Goldman, CIC Raise $1.5 Billion Fund Ahead of Trade Talks

China’s sovereign wealth fund China Investment Corp. (CIC) and U.S. investment bank Goldman Sachs raised $1.5 billion for a fund designed to expand business ties between U.S. and Chinese manufacturers, against the backdrop of a trade standoff between Washington and Beijing.
CIC and Goldman Sachs said they completed the first phase of fundraising for the China-U.S. Industrial Cooperation Partnership L.P., which was launched in November during U.S. President Donald Trump’s visit to China.
The fund set out to raise as much as $5 billion to be committed to investing in U.S. companies in manufacturing, industrial, consumer and healthcare sectors that have developed or can develop China business connections.
But trade tensions between the two countries have since escalated. Chinese and U.S. companies have been caught in the crossfire of a trade war that officially started July 6 when the two countries imposed 25% tariffs on $34 billion of each other’s products. Both countries are preparing to impose another round of new tariffs on $16 billion of products starting Thursday.
Officials of the two countries are scheduled to start a two-day meeting in Washington Wednesday, returning to the negotiating table after a two-month standoff since U.S. Commerce Secretary Wilbur Ross met with Chinese Vice Premier Liu He in June in Beijing.
Goldman, through its Merchant Banking Division, is the sponsor and investment manager of the fund, while CIC, as an anchor investor, will not provide investment advice, according to a press release from Goldman.
“The China-U.S. fund is established by the principle of mutual benefit and cooperation,” said Tu Guangshao, vice chairman and president of CIC, at a forum in July. “The investors from China and the U.S. have binding interests.”
CIC expects to increase direct investment in the U.S. as it recently set up an office in New York, Tu said in July.
“We want to be a long-term financial investor, so (the U.S.) does not have to feel that CIC’s investment is a threat,” Tu said.

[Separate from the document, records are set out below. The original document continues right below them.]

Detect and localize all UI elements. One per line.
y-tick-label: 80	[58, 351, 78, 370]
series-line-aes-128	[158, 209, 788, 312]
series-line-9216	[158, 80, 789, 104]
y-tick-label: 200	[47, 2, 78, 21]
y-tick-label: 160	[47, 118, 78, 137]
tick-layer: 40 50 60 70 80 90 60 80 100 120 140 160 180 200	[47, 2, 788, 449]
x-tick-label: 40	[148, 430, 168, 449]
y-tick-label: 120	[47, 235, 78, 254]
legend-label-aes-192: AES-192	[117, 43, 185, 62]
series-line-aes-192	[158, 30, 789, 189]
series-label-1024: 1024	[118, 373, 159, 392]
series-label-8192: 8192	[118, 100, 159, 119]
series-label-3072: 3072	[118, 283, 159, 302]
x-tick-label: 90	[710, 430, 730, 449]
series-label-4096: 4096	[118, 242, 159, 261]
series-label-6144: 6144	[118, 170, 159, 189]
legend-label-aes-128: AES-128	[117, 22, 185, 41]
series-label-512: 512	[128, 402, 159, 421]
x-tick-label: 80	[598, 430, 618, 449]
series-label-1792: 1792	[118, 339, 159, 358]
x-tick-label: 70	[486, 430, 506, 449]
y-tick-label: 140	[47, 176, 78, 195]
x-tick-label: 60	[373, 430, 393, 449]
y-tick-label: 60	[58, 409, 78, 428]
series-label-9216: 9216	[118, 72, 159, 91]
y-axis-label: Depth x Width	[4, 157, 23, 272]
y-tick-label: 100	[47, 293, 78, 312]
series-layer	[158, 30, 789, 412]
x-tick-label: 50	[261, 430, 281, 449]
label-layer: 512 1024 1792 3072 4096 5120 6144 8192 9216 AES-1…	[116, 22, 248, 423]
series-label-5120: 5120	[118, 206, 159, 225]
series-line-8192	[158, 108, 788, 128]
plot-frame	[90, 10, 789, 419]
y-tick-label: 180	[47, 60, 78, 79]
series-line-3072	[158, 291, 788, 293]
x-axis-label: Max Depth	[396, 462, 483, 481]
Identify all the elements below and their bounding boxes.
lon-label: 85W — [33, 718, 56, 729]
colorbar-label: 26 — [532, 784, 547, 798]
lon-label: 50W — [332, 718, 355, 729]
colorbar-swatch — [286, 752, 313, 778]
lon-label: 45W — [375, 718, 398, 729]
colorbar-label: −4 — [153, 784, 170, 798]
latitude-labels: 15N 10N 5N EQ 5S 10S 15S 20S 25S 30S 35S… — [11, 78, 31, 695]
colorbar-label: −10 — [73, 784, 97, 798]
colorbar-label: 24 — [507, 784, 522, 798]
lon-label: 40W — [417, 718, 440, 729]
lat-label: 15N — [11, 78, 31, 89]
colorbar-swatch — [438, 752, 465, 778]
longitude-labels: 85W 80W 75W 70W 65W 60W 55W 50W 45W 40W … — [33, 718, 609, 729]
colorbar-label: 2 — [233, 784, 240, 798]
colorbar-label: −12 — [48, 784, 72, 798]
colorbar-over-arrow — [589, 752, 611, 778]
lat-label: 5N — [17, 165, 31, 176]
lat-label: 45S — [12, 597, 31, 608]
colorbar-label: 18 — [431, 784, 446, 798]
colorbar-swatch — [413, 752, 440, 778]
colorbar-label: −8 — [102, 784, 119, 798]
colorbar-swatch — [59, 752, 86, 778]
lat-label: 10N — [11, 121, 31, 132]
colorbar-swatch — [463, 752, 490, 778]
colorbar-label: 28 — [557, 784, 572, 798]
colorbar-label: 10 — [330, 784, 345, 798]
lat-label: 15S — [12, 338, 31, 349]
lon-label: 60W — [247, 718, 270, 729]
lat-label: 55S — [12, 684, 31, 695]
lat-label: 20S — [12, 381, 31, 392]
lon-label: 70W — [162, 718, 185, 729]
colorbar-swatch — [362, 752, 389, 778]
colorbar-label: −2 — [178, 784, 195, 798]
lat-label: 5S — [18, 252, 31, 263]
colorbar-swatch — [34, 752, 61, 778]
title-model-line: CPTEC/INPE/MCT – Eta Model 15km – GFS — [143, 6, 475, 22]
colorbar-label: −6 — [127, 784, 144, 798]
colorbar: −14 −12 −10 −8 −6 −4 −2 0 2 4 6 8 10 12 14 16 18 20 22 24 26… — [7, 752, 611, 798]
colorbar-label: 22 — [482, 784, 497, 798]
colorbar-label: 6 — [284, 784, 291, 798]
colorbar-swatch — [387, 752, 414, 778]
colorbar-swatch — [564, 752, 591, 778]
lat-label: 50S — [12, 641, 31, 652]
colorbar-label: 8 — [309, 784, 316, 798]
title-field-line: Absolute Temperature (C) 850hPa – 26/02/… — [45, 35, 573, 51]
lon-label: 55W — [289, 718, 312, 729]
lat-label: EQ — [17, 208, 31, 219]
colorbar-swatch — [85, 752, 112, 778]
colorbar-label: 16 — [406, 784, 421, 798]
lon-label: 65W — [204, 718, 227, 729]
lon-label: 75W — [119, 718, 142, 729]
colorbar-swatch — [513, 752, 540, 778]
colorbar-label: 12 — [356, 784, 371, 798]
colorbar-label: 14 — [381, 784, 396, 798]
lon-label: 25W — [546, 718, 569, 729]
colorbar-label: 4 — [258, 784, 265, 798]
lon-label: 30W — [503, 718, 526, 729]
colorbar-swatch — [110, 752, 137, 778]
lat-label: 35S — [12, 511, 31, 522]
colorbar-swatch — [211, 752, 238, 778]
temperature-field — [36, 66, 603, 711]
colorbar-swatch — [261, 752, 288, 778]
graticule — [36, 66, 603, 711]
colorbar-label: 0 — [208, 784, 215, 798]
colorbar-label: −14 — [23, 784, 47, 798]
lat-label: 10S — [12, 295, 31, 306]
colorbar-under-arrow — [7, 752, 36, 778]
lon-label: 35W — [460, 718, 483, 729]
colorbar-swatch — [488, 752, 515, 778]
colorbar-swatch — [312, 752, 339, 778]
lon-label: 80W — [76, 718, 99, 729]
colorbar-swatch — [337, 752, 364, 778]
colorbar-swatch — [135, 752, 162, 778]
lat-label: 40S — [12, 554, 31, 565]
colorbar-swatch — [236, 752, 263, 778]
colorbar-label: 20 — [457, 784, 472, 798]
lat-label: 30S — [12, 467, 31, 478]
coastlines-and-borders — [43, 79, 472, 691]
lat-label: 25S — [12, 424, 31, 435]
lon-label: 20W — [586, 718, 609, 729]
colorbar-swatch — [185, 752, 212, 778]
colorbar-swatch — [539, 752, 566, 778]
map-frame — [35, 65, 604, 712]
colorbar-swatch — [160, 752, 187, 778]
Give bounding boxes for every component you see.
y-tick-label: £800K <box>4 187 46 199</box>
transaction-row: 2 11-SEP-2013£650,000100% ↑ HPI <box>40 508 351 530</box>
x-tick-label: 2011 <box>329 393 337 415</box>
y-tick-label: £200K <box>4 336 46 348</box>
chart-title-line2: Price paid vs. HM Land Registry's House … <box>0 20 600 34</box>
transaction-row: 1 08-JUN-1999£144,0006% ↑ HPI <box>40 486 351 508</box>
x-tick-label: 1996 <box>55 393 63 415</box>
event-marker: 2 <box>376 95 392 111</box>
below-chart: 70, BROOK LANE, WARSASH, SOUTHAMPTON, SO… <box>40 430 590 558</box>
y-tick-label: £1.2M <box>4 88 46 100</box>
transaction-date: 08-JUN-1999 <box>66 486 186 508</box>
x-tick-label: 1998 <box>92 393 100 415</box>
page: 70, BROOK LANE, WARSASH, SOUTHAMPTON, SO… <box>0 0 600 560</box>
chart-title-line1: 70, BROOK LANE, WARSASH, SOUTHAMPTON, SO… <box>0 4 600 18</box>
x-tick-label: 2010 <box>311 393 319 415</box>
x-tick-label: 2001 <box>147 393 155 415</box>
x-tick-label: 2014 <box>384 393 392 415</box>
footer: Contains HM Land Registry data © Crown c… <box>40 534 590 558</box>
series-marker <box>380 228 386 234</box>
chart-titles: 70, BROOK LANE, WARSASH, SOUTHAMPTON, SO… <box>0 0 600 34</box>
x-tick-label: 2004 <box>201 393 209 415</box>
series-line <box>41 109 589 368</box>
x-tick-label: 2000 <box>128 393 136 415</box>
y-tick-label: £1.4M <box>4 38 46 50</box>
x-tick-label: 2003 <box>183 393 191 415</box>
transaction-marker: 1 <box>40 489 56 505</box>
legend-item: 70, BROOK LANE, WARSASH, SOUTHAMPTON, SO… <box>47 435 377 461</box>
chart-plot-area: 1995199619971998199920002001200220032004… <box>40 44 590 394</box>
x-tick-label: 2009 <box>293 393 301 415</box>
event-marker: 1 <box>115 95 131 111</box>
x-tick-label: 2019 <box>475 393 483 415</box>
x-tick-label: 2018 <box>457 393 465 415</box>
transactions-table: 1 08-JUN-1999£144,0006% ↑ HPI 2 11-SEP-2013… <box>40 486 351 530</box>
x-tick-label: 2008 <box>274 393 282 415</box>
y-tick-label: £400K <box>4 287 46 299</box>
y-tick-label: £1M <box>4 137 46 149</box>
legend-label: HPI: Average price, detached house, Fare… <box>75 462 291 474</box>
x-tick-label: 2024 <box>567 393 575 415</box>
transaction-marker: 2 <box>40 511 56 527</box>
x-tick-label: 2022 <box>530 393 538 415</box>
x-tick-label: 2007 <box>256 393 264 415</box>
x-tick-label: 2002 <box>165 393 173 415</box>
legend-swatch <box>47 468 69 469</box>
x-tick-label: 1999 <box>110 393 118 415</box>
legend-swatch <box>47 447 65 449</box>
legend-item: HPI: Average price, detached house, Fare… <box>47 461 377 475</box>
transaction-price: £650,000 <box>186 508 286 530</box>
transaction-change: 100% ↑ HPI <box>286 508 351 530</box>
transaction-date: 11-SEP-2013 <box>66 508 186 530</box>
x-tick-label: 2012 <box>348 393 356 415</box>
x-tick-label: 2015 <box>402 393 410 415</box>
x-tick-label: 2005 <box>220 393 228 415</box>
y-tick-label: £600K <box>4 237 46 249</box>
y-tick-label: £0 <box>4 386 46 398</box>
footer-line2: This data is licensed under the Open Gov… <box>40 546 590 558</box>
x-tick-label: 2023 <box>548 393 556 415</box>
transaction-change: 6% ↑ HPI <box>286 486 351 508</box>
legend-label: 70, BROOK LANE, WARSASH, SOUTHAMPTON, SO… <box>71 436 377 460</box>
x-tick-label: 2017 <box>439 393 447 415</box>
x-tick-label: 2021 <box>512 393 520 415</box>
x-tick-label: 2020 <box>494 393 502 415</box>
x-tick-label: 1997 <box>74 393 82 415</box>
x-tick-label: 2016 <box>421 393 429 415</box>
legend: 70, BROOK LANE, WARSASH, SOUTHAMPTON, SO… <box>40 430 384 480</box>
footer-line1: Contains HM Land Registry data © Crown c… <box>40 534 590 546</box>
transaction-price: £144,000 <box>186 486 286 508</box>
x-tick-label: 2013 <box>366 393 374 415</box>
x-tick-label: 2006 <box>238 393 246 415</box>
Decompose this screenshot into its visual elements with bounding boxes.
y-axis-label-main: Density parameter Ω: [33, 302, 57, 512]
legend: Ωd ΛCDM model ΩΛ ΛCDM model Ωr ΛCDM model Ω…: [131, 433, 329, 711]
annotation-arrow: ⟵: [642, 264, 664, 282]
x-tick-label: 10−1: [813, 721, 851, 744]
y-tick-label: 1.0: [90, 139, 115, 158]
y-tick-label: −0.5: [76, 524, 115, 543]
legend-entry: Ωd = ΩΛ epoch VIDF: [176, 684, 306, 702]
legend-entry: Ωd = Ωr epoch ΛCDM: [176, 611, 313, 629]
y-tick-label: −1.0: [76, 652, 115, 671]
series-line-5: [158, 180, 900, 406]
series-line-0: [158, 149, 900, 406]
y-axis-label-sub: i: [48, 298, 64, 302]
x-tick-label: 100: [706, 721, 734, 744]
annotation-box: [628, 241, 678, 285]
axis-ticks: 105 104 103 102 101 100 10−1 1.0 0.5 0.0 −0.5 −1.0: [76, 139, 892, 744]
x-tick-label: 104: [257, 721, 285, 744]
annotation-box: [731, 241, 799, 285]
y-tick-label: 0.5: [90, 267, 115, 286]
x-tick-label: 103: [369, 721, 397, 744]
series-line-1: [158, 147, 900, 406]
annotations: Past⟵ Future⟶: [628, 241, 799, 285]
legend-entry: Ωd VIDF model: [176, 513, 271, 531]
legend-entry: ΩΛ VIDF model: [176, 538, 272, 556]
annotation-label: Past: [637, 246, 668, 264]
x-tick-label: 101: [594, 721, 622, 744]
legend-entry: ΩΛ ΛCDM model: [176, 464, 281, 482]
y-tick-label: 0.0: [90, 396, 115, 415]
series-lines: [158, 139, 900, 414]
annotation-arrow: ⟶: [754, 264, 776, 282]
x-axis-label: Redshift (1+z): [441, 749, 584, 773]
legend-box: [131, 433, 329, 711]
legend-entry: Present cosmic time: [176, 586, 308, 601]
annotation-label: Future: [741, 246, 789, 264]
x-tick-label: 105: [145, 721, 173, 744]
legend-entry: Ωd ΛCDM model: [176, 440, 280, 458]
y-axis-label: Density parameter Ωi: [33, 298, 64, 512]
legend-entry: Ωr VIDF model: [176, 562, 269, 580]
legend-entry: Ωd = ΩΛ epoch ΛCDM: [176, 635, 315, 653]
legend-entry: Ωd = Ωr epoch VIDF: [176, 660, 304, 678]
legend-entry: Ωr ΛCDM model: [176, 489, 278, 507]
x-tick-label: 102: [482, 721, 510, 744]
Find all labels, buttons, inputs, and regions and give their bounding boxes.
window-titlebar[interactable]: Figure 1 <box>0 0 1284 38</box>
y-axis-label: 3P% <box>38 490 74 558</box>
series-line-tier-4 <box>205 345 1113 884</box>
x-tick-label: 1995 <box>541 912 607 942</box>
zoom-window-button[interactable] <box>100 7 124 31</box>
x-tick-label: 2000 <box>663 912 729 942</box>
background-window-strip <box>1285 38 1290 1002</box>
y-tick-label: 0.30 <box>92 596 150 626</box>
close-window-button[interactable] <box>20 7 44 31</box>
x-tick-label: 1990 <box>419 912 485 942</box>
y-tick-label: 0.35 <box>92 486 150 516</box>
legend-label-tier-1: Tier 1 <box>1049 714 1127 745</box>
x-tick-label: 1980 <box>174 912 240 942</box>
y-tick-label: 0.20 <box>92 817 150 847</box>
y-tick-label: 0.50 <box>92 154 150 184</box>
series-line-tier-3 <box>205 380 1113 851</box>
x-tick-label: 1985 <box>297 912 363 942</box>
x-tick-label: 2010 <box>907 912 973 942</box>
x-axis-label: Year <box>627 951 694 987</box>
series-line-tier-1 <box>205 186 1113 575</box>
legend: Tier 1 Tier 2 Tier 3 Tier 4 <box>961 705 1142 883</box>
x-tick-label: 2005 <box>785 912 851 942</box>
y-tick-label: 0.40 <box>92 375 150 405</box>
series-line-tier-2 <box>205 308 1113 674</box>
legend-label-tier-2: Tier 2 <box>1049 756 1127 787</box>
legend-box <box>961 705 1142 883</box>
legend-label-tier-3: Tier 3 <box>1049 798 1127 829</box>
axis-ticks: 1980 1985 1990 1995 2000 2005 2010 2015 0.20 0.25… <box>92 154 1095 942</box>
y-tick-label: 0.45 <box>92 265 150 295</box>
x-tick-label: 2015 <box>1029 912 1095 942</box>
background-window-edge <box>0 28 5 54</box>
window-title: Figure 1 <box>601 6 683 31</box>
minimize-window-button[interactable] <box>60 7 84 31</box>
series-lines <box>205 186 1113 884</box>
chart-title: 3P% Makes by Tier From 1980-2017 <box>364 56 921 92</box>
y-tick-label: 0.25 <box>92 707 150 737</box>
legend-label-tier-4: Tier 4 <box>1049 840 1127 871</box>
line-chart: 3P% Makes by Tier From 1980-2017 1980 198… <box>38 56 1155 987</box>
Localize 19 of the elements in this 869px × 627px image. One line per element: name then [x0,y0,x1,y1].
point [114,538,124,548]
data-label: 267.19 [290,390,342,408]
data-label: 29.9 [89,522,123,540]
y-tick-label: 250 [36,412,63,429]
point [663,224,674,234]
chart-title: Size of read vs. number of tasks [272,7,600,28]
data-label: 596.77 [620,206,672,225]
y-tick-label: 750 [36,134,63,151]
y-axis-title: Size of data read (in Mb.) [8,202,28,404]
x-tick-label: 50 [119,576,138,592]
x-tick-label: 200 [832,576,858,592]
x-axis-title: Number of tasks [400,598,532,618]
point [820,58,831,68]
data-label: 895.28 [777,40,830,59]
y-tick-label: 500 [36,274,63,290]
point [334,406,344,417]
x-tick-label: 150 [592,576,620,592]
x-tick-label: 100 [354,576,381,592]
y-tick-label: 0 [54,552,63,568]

Headquartered in Beijing, CIC was founded in 2007 as a vehicle to diversify China's foreign exchange holdings and seek maximum returns with acceptable risk tolerance. CIC had $813 billion in assets at the end of 2016, making it one of the largest sovereign wealth funds in the world.
Tighter U.S. scrutiny accounted of part of the decline of Chinese investment. In the first half of this year, Chinese mergers and acquisitions in the U.S. market totaled $6 billion, a sharp drop from $40 billion two years ago, according to the London-based accounting firm PricewaterhouseCoopers (PwC).
Chinese takeovers in the U.S. have remained at a low level over the past 18 months, and as the trade war unfolds, big transactions and deals in sensitive areas will face regulatory risks, according to PwC.